A l’heure de devoir émettre un jugement sur la capitale bavaroise, me voilà embarrassé. Sa richesse architecturale, artistique et « naturelle » est indéniable. Pourtant je ne peux cacher une certaine déception. Peut-être l’avais-je imaginée trop belle ; peut-être le temps grisâtre et froid avaient-ils pénétré au fond de mon âme ; ou peut-être encore, sentant la nécessité de « faire »  nos kilomètres pour nous rapprocher de Moscou, n’étais-je pas assez détendu pour apprécier la ville comme elle le méritait.

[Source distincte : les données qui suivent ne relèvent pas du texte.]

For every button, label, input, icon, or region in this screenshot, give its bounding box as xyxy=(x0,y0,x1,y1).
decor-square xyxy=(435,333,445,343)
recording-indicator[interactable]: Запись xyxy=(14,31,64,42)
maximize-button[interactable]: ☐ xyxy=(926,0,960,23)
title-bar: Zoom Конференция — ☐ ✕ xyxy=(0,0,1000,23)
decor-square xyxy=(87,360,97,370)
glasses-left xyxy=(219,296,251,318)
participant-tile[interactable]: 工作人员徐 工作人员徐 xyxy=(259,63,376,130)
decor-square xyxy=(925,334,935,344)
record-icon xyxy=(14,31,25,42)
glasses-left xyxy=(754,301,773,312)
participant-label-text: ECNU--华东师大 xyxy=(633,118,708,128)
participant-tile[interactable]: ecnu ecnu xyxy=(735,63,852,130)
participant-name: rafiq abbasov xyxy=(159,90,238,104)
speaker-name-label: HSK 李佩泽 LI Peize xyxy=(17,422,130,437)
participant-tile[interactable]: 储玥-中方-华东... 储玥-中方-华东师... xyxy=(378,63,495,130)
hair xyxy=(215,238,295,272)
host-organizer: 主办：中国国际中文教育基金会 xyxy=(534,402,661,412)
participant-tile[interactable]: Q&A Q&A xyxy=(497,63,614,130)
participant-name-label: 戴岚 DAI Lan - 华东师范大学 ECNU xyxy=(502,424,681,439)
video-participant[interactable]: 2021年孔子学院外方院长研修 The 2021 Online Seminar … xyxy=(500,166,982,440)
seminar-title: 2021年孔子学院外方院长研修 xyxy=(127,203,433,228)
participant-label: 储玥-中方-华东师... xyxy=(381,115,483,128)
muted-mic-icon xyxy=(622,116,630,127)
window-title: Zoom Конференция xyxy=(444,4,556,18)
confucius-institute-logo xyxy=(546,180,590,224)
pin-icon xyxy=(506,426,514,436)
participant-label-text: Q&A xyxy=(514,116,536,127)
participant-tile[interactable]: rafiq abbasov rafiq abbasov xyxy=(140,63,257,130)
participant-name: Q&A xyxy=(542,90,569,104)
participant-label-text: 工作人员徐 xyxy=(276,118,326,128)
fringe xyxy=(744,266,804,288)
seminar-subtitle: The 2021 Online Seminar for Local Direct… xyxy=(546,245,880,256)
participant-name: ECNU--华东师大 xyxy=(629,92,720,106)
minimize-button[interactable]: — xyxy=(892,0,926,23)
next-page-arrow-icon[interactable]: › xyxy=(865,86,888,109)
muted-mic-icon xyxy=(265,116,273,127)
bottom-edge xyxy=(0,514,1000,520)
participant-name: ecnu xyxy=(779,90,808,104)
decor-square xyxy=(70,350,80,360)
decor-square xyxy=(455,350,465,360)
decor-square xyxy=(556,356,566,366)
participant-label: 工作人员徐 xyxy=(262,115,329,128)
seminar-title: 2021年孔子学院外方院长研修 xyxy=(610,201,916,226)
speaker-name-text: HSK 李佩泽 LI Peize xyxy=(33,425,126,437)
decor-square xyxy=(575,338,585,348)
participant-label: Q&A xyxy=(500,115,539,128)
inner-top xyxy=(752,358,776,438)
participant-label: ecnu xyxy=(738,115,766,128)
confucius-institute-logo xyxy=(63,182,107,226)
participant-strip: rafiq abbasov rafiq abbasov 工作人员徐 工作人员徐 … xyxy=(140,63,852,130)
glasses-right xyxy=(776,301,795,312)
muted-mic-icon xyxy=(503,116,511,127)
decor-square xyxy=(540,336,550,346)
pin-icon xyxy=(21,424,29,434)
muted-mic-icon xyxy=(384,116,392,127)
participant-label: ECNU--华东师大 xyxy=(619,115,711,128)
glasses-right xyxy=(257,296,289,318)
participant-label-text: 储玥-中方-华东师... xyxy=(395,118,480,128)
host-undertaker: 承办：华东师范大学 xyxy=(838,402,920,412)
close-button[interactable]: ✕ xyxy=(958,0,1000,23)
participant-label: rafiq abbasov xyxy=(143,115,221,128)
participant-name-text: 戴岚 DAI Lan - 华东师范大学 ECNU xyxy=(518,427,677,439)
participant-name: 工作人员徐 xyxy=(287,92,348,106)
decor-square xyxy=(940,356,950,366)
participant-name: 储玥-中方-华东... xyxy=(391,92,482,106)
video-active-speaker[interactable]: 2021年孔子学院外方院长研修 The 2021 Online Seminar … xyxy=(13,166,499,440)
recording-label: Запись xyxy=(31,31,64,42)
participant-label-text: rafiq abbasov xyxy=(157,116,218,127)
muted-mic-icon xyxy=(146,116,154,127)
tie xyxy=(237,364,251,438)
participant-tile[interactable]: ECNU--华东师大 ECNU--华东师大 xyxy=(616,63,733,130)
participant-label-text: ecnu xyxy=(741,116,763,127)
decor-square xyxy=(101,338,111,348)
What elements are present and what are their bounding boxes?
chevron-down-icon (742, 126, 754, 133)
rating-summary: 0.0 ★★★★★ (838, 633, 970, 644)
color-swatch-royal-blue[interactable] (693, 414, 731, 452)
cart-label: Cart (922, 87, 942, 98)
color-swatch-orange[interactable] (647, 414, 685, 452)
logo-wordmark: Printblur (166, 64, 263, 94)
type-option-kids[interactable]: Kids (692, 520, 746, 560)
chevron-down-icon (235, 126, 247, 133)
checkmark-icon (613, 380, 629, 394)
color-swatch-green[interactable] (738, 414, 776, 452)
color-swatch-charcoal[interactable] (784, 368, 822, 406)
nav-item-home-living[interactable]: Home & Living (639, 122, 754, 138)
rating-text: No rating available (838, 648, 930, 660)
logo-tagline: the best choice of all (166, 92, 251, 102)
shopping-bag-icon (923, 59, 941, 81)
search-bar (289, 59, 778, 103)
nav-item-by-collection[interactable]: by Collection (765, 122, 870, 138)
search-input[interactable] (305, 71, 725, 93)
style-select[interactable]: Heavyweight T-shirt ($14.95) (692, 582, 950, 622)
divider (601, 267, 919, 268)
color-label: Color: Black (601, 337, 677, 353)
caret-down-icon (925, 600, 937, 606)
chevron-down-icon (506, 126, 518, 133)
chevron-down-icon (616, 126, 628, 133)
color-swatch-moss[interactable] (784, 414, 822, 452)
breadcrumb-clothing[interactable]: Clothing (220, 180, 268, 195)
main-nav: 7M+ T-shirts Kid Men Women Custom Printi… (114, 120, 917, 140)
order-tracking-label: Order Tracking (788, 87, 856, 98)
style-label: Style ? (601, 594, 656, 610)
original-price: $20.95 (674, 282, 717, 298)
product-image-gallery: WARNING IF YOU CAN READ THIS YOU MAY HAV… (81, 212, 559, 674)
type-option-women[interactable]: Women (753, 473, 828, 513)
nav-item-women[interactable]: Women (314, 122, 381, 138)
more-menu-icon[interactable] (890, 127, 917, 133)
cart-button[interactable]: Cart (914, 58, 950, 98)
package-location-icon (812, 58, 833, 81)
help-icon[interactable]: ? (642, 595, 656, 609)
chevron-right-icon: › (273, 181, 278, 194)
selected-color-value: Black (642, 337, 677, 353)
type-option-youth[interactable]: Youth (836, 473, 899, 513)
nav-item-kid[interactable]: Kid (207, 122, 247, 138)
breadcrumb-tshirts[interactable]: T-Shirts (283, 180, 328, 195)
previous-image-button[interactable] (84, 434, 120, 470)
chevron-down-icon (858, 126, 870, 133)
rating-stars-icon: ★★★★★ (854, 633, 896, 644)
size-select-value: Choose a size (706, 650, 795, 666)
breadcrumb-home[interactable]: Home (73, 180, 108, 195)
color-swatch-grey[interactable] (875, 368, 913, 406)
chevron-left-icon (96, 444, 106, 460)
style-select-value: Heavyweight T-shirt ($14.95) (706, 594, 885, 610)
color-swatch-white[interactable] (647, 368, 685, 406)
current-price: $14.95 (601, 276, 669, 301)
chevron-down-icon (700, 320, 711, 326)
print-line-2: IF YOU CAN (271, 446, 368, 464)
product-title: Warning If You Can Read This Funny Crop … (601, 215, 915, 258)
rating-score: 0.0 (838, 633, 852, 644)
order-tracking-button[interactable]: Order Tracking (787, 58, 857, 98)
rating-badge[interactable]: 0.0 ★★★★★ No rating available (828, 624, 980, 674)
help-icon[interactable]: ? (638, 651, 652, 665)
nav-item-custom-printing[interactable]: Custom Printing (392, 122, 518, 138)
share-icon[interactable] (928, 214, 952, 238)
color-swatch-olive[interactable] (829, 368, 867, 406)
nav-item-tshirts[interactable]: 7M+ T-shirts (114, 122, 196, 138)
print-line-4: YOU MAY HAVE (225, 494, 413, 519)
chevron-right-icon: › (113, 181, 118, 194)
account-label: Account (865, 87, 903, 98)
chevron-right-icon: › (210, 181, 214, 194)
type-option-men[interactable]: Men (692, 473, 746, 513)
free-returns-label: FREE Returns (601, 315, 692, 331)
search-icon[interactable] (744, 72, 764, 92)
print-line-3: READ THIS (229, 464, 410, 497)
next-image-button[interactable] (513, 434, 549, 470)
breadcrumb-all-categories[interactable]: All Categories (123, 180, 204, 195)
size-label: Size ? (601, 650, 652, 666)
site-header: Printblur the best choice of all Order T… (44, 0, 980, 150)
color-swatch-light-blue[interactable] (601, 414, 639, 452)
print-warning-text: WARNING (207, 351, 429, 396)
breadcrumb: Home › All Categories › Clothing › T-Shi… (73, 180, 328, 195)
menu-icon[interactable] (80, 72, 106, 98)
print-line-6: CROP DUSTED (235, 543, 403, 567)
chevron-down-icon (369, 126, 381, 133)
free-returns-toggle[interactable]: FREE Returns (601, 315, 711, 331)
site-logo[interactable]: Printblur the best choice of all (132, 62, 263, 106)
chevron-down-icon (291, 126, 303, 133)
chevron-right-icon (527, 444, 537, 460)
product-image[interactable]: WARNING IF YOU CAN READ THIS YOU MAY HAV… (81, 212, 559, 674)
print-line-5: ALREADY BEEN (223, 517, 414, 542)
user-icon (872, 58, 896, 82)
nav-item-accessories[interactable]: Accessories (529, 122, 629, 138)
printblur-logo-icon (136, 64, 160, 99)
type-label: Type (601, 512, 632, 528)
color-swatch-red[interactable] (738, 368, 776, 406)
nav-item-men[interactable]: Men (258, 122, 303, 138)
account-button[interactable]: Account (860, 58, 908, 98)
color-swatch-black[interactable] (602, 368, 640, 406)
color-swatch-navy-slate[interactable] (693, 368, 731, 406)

Après un très bon « petit » déjeuner – en Allemagne, ils savent faire ! –, nous quittâmes notre hôtel et le cosmopolite quartier de la gare pour entrer dans le centre historique. Nous remontâmes la rue piétonne Neuhauser Strasse en nous arrêtant dans les églises qui jalonnaient le parcours – Bürgersaalkirche, l’église Saint-Michel puis l’église des Femmes. Nous arrivâmes vite au cœur de la ville, son célèbre hôtel de ville, devant lequel je passai un bon moment en attendant Katya, attirée par les belles boutiques de la ville.

Nous nous éloignâmes un petit peu de la place Marie pour faire la difficile ascension de la tour de l’église Saint-Pierre, depuis laquelle nous pûmes contempler toute la ville.

A peine redescendus, nous mîmes cap au nord pour nous rendre au jardin Anglais. Sur le chemin, nous découvrîmes la Résidence de Munich, le palais des ducs ou rois de Bavière, et son élégant jardin le Hofgarten.

Pressés par le temps, nous nous contentâmes de la partie sud du gigantesque parc, où nous eûmes la surprise de voir des surfeurs en pleine « glisse » sur l’Eisbach – la « rivière de glace » – une impétueuse rivière artificielle traversant le jardin.

Nous quittâmes le parc avec regrets mais il fallait penser désormais à revenir. Nous rejoignîmes la rue Ludwig par la place Geschwister-Scholl, bordée par l’université de la ville. Nous descendîmes la longue rue, où les ambassades se succédaient, faisant une nouvelle étape dans l’église Ludwig.

Mais si j’avais eu l’envie de me rendre à Munich, ce n’était ni pour la bière, ni pour les églises ou les parcs. C’était pour la Pinacothèque. Hélas, la réceptionniste de l’hôtel nous avait appris avec regret qu’elle était fermée le lundi, notre seul jour sur place. Extrêmement déçu, je décidai néanmoins de nous offrir un dernier détour pour les « voir » de l’extérieur. Etait-ce par sadisme ou par scepticisme ? Toujours est-il qu’à notre grand étonnement la « Nouvelle Pinacothèque » – il y a trois pinacothèques, la « vieille », la « nouvelle » et celle « d’art moderne » – était ouverte. Celle-ci était consacrée au XIXe siècle, mon siècle chéri, et, même si j’avais d’abord pensé à visiter celle d’art moderne, il était trop tentant de profiter de cette « chance ». Nous cédâmes à la tentation et abandonnâmes tout espoir de tenir nos « délais » du jour pour nous offrir une merveilleuse visite, en « tête à tête » avec les grands maîtres et les chefs d’œuvres d’un siècle décisif : Goya, David, Gainsborough, Reynolds, Constable, Friedrich, Delacroix, Turner, Liebermann, Pissaro, Seurat, Signac, Sisley, Renoir, Manet, Monet, Cézanne, Gauguin, Van Gogh, Klimt, Toulouse-Lautrec, Rodin, Daumier, Maillol et surtout Hans von Marées, l’un des chefs de file de l’idéalisme allemand, dont les œuvres me ravirent.

Nous ressortîmes sur un petit nuage. Nous longeâmes les deux autres pinacothèques, décidément fermées, avant de retrouver le quartier de la gare et – à notre soulagement – notre voiture. Surtout ce qu’elle contenait, car nous l’avions abandonnée dans un parking souterrain non surveillé.

Nous quittâmes enfin la ville, prenant la direction de l’Est et de la République tchèque, sous une magnifique lumière de fin d’après-midi.